The gathering at a city park was promoted on a Facebook page as a way to show “that love is stronger than fear or hatred.”
Organizers saw the rally in part as a giving-back to the local Muslim community because their mosque was a relief center for victims of the May 2011 tornado in Joplin, which took 161 lives and damaged or destroyed more than 8,000 buildings.
“It’s amazing,” rally organizer and college student Ashley Carter said in a telephone interview during the event. “People who are of completely different cultures and beliefs are here having a conversation with each other, which is awesome.”
She said hundreds of people took part in the rally, but could not provide an exact number.
Federal and local investigators have not determined the cause of the fire that destroyed the Islamic Center of Joplin, on August 6, but leaders of the local Muslim community suspect it was a hate crime. A small fire also occurred there on July 4.

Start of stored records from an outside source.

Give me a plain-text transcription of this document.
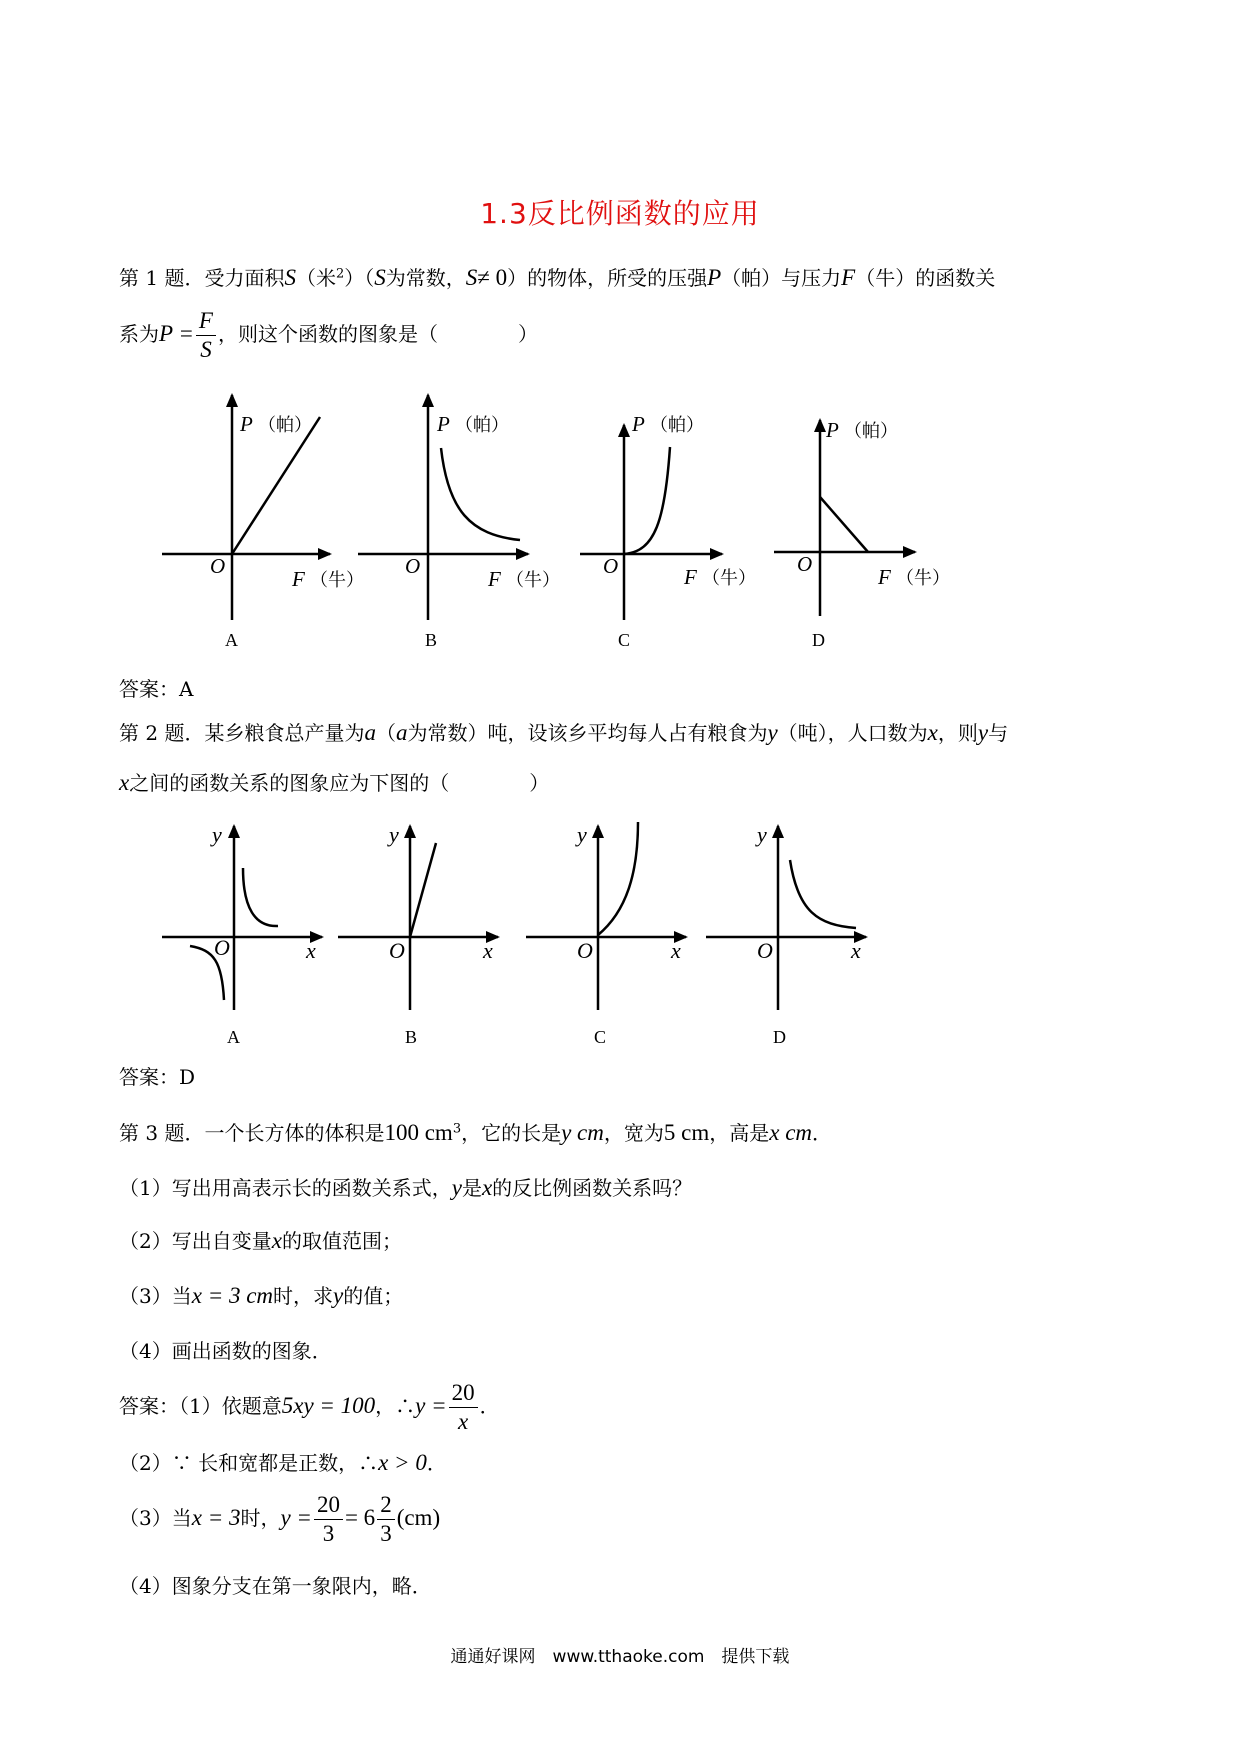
1.3反比例函数的应用
第 1 题．受力面积S（米$^2$）（S为常数，S≠ 0）的物体，所受的压强P（帕）与压力F（牛）的函数关
系为$P = \frac{F}{S}$ ，则这个函数的图象是（　　　　）
P （帕）
O
F （牛）
A
P （帕）
O
F （牛）
B
P （帕）
O	F （牛）
C
P （帕）
O
F （牛）
D
y
O	x
y
O	x
y
O	x
y
O	x
A	B	C	D
答案：A
第 2 题．某乡粮食总产量为a（a为常数）吨，设该乡平均每人占有粮食为y（吨），人口数为x，则y与
x之间的函数关系的图象应为下图的（　　　　）
答案：D
第 3 题．一个长方体的体积是100 $cm^3$，它的长是y cm，宽为5 cm，高是x cm．
（1）写出用高表示长的函数关系式，y是x的反比例函数关系吗？
（2）写出自变量x的取值范围；
（3）当x = 3 cm时，求y的值；
（4）画出函数的图象．
答案：（1）依题意5xy = 100，∴y = $\frac{20}{x}$ ．
（2）∵ 长和宽都是正数，∴x > 0．
（3）当x = 3时，$y = \frac{20}{3} = 6 \frac{2}{3} (cm)$
（4）图象分支在第一象限内，略．
通通好课网　www.tthaoke.com　提供下载
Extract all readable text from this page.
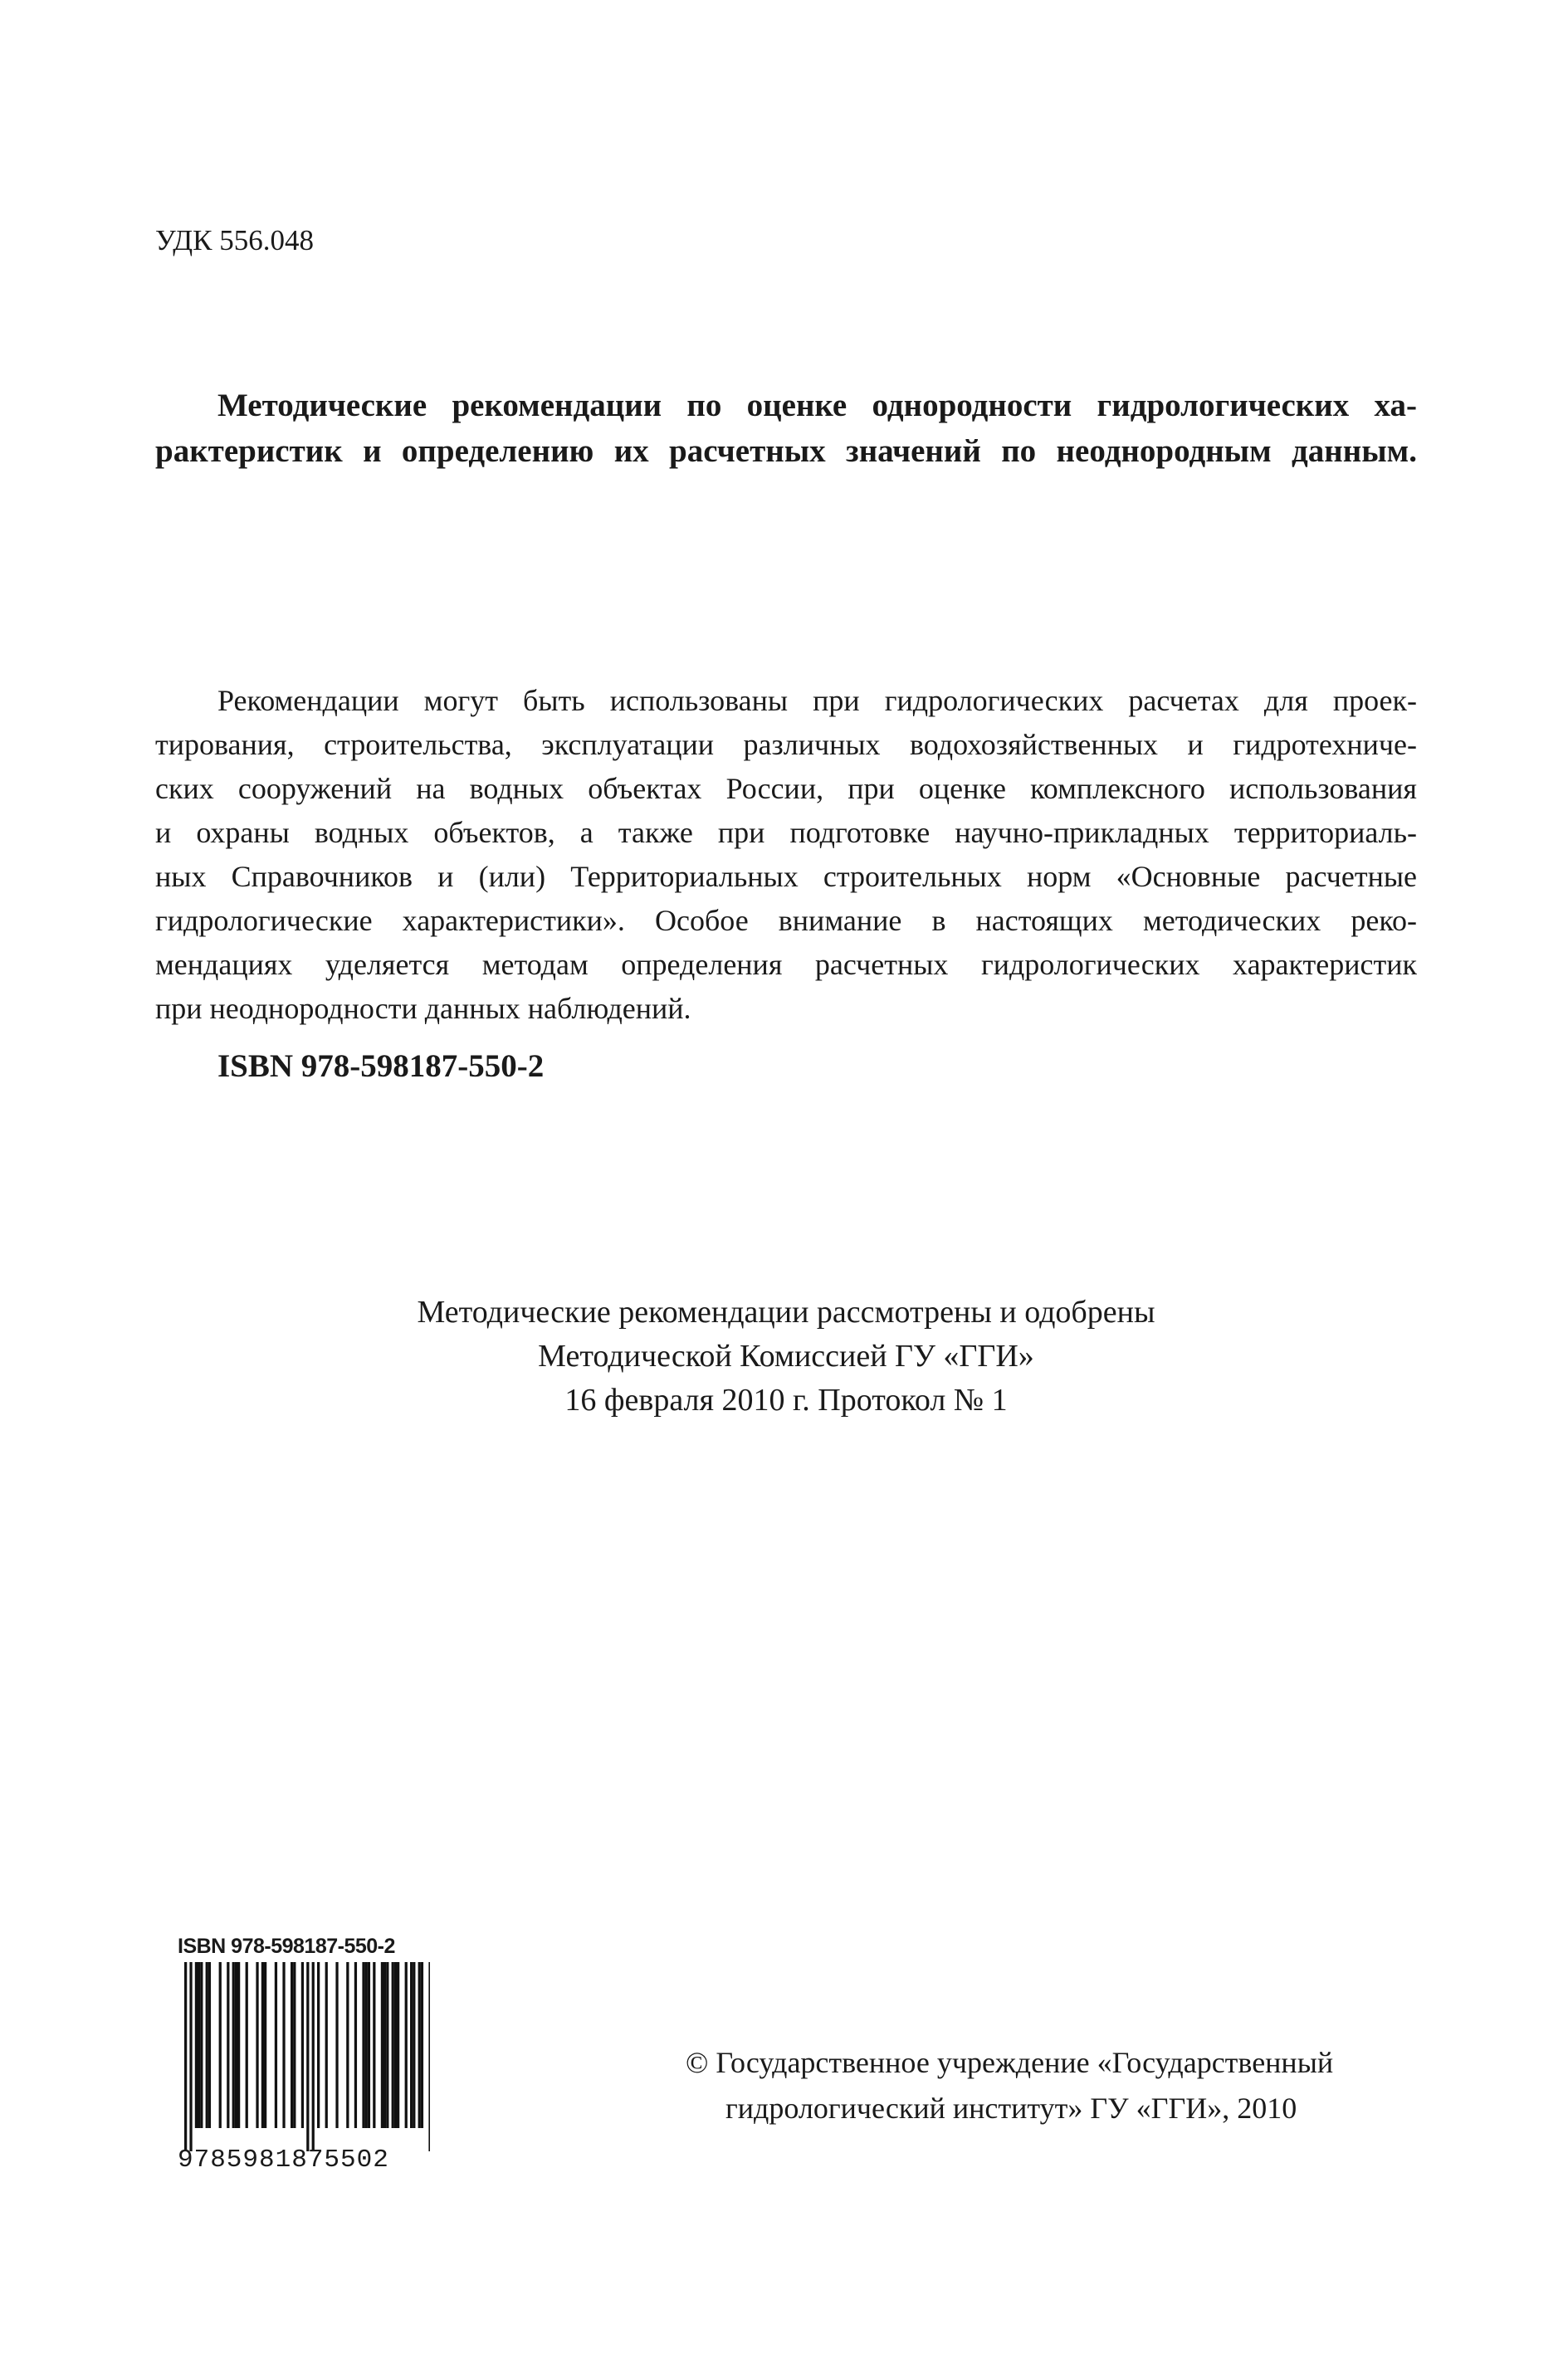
УДК 556.048
Методические рекомендации по оценке однородности гидрологических ха-
рактеристик и определению их расчетных значений по неоднородным данным.
Рекомендации могут быть использованы при гидрологических расчетах для проек-
тирования, строительства, эксплуатации различных водохозяйственных и гидротехниче-
ских сооружений на водных объектах России, при оценке комплексного использования
и охраны водных объектов, а также при подготовке научно-прикладных территориаль-
ных Справочников и (или) Территориальных строительных норм «Основные расчетные
гидрологические характеристики». Особое внимание в настоящих методических реко-
мендациях уделяется методам определения расчетных гидрологических характеристик
при неоднородности данных наблюдений.
ISBN 978-598187-550-2
Методические рекомендации рассмотрены и одобрены
Методической Комиссией ГУ «ГГИ»
16 февраля 2010 г. Протокол № 1
ISBN 978-598187-550-2
9785981875502
© Государственное учреждение «Государственный
гидрологический институт» ГУ «ГГИ», 2010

The fire that destroyed the Joplin mosque happened the morning after a white supremacist shot dead six worshipers at a Sikh temple outside Milwaukee, then killed himself after he was wounded by police. Police and Sikh temple members speculated that he might have mistakenly thought Sikhs were Muslims.
About $406,000 has been raised to rebuild the Joplin mosque. The donations have far exceeded the goal of $250,000, said Kimberly Kester, spokeswoman for the Islamic Society of Joplin.
“There are really no words we can use to convey how appreciative we are and how much this means to us,” Kester said. “Everyone is coming together to be a stronger community.”